Enthusiastic dancing to music caused four members of the boys baseball team to spend an hour trapped in an elevator together.

by Kira Zizzo, Editor in Chief

 

Spencer Gill ‘20, Justin Petterle ‘20, Nick Krob ’20, and Peyton Vali ‘20, players for the boys baseball team pose with firefighters that rescued them from the elevator they were trapped in at the Embassy Suites in Albuquerque, New Mexico Sept.13. They jumped vigorously to music in the elevator and accidentally triggered the emergency brake, which left them captive in the elevator for one hour. “Nobody was really scared because it was pretty funny and we could see everyone in the lobby laughing at us and taking pictures,” Vali said.
Photo submitted by Spencer Gill.

 

Trapped between floors two and three, Spencer Gill ‘20, Justin Petterle ‘20, Nick Krob ‘20, and Peyton Vali ‘20, players for the boys baseball team, spent an hour confined in an elevator Sept. 13. They were at the Embassy Suites in Albuquerque, New Mexico for a baseball tournament and attempted to return to their hotel room, but their enthusiastic dance moves to the bass drop in the song “Juicy Wiggle” by Redfoo triggered the elevator’s emergency brake system. This caused the elevator to stop between floors and box in the baseball players.
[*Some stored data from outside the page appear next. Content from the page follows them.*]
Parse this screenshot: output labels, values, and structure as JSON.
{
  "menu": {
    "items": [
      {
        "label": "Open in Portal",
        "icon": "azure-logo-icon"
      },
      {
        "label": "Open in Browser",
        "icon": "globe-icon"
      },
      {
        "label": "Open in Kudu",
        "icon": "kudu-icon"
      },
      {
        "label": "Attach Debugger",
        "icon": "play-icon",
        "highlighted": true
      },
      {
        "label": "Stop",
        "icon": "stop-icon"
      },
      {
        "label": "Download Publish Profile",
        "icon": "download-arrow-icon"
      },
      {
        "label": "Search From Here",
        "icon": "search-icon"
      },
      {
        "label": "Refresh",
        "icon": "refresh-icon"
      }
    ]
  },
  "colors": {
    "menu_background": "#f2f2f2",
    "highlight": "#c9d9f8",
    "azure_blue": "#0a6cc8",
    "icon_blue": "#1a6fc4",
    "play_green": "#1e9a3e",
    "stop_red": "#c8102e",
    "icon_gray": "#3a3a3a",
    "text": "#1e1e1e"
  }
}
“We knew we got stuck when it said we were at floor #2 and the doors did not open. We were lucky that it was an elevator with windows so we could see where we were,” Vali said.

They alerted their parents to call hotel management and the baseball players were eventually rescued by the fire department. While they waited to be freed, the baseball players continued to jubilantly dance to energetic music and exchanged phone numbers. Bystanders below the elevator took pictures and found humor in the spectacle above them.

“It will be a memory that we’ll all cherish together,” Gill said. 

Petterle, Gill, Krob, and Vali escaped the elevator and this group of baseball players regarded their time trapped together as a bonding experience. They learned the risk of vigorously dancing in an elevator and explained that they found the positive in this situation and enjoyed their time together.